Jornal de Poesia

 

 

 

 

 

 

 

José Aloise Bahia


 



As trilhas de Wilmar Silva

 



 

O título é uma expressão digna das melhores temporadas e iluminações em qualquer tipo de inferno astral. Uma palavra impactante e que vale ser realçada e repetida. Um lugar ermo e distante, de difícil acesso. Cafundó. Em Cachaprego (anomelivros, 2004), décimo primeiro livro, Wilmar Silva trilha um caminho imagético sem volta em suas teias e ramificações. Com excelente ensaio fotográfico de Sandro Vieira, o dinamismo do autor mistura todos os sentidos e qualquer tentativa de enquadrá-lo num sistema convencional na poesia. A mesma independência, autonomia e estranhamento aparecem nas marcações acústicas contundentes, redes de palavras animadas e pulsantes, num estilo eloqüente, enlaçado, sem o uso de pontuação e onírico em Anu (Orobó Edições, 2001), primado pelo grafismo estético e as inquietações dos vocábulos estruturados em quadros-negros.

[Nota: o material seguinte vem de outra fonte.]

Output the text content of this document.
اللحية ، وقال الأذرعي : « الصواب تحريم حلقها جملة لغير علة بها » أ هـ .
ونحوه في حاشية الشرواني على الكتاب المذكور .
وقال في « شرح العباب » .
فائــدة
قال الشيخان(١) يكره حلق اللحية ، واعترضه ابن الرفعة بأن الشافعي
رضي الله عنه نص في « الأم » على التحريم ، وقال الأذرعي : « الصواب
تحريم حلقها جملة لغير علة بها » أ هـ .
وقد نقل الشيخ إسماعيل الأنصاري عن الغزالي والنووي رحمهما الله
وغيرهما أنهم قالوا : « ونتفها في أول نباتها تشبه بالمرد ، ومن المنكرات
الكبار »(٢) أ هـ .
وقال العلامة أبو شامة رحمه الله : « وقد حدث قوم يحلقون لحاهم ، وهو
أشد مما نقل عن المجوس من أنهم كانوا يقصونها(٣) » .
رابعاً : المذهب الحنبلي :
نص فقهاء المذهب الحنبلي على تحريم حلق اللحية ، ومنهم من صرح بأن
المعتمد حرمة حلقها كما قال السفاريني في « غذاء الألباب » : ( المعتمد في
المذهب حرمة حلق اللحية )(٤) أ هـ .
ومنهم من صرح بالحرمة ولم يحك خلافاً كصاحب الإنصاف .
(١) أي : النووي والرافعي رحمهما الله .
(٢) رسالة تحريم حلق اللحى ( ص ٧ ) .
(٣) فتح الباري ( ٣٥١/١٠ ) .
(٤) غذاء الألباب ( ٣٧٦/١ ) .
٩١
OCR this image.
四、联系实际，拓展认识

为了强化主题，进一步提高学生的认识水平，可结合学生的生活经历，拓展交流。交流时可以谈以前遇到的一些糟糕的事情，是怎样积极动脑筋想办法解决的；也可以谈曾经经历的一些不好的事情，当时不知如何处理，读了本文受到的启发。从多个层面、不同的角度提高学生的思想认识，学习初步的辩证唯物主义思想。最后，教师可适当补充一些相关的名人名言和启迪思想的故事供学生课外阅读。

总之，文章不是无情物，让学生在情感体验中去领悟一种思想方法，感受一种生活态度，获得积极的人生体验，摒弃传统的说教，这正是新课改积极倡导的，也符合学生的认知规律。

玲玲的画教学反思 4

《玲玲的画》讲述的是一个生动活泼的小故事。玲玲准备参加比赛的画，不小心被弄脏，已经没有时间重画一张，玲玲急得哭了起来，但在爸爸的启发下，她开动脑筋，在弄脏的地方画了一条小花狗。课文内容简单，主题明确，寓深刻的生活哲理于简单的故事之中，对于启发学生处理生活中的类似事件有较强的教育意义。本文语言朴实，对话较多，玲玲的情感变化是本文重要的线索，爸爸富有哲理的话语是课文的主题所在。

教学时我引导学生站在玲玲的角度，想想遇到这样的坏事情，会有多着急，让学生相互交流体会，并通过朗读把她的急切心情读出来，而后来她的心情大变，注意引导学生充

Nada é manso na poesia de Wilmar Silva. Com a força de um touro em seus movimentos e a obstinação crônica por algo escondido no mundo das coisas, sons, paisagens e semblantes, resplandecentes nas raízes do escritor - o qual lançou também o CD V (EVProduções e anomelivros, 2003), com poemas musicados por Jorge Dissonância -, Cachaprego imprime uma articulação rápida e encadeada de sentenças num ritmo melódico alucinante. O fluxo lírico é contaminado pela procura incessante da forma mais plástica, capaz de traduzir os anseios e retalhos de uma imensa colcha em profusões de palavras e mais palavras. Retroalimentadas com tiras e espasmos contaminados, presentes numa amálgama com a intencionalidade, que visa a extinção do próprio signo - um recurso da arte conceitual - para a construção de novos sentidos da linguagem, desfazendo-se de um sentido primeiro para instituir um outro, devolvendo a palavra a sua unidade estética e primordial que tem a origem no seu suporte: o branco vazio da folha de papel.

O alinhavar do vocabulário, sempre em minúsculo e sem ponto final em todo o conjunto narrativo, parece questionar a todo o instante: como prosseguir o movimento? Mesmo que os traços expressivos e imaginários, nestes mais de 20 anos de vida literária, já tenham sido tangenciados e, além do mais codificados num sistema próprio e original.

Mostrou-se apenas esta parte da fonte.